Study data was obtained through two primary sources. First, participants completed extensive surveys including monthly online surveys and comprehensive midline and endline surveys. Surveys collected data on expenditures, financial health, and well-being. Second, researchers matched participant data to credit histories which provided detailed historical data on debt and repayment.
Results and policy lessons
The study found that households used the transfer to increase spending on food, cars, housing and neighborhood mobility. There were no statistically significant overall changes in net worth. The average credit score of the treatment group increased by 6.28 points. The following results are divided into four sections: expenditures, financial health and resilience, household balance sheets, and credit and financial behavior.
Expenditures
Participants who received the $1000 monthly cash transfer increased total measured spending in the survey data by an average of $310 per month over the study period (a 7.78 percent increase relative to the comparison mean of $3,979).
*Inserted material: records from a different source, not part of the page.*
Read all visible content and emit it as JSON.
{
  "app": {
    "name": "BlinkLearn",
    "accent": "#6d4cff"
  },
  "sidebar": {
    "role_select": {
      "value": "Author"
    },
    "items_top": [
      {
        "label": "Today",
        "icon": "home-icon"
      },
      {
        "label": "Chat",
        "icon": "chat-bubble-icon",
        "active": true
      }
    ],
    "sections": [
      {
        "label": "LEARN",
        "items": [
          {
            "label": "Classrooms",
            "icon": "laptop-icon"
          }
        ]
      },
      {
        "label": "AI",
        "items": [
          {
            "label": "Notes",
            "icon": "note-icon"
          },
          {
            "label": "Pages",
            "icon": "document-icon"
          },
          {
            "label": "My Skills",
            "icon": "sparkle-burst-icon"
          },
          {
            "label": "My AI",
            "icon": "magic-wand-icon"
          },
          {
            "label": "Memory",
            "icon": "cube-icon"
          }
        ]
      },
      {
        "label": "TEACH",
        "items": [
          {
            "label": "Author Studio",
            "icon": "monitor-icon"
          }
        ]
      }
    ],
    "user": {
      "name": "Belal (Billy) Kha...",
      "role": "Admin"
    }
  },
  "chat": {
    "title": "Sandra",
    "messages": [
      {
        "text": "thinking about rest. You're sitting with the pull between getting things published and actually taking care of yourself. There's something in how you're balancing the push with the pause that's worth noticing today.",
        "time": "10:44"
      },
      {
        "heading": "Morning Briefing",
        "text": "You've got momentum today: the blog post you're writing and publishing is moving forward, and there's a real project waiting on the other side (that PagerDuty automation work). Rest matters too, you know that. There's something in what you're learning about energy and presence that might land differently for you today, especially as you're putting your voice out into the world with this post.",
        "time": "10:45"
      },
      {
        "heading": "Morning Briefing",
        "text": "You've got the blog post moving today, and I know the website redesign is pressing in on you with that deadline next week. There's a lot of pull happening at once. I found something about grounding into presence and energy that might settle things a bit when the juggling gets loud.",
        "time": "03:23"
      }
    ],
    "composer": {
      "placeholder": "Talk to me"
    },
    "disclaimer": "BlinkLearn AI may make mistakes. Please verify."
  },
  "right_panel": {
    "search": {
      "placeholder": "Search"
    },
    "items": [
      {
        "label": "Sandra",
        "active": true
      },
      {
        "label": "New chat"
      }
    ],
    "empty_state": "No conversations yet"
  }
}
Survey data showed that spending increased in three categories: food and non-alcoholic beverage consumption increased by an average of $67 per month (a 6.93 percent increase over the comparison mean of $967); rent expenditures increased by an average of $52 per month (an 8.64 percent increase over the comparison mean of $602); car payment and insurance expenditures rose an average of $30 per month (an 8.20 percent increase over the comparison mean of $366). The researchers note that self-reported expenditure surveys often underestimate true spending, particularly on more irregular or less salient types of expenditures. Consequently, these estimated effects on spending are likely a lower bound of the full effects of the transfer on spending.
In addition to increased spending on housing, the likelihood of moving housing units over the study period increased by 4.1 percentage points (a 9.53 percent increase relative to the comparison mean of 43.3 percent) and moving neighborhoods increased by 4.4 percentage points (an 11.28 percent increase relative to the comparison mean of 39.0 percent).
Financial Health and Resilience
Researchers developed a tool to estimate financial health and resilience, composed of indices that measured exposure to financial hardship, savings relative to income, self-reported financial health, and financial resilience. Overall, receipt of the monthly cash gift resulted in an increase in financial health and resilience by 0.05 standard deviations relative to the comparison group. These effects were driven by increases in years one and two; by year three the financial health index was lower in the treatment group than in the comparison group.
Specifically, participants increased their self-reported financial health by 0.67 points on the Consumer Financial Protection Bureau Financial Well-being Scale (a 3.68 percent increase relative to a comparison group mean of 18.19). Additionally, financial resilience increased by .03 standard deviations.
Household Balance Sheets
Combining data on assets and debt, the researchers estimated the effect of the cash on net worth, finding no statistically significant impact overall.
Credit and Financial Behavior
The study did not find any statistically significant effects of the cash on bankruptcy and foreclosure, credit utilization, or credit delinquencies. Using credit bureau data obtained from Experian, researchers found that credit scores in the treatment group rose by 6.28 points, a 1.0 percent increase relative to the comparison mean of 630.21.
The results suggest that large, recurring, time-limited cash transfers increased spending on basic needs, improving self-reported financial health, and equipping low-income households to handle short-term financial shocks. However, transfers of this size, frequency, and duration may not increase wealth or improve financial outcomes in the long term for low-income households.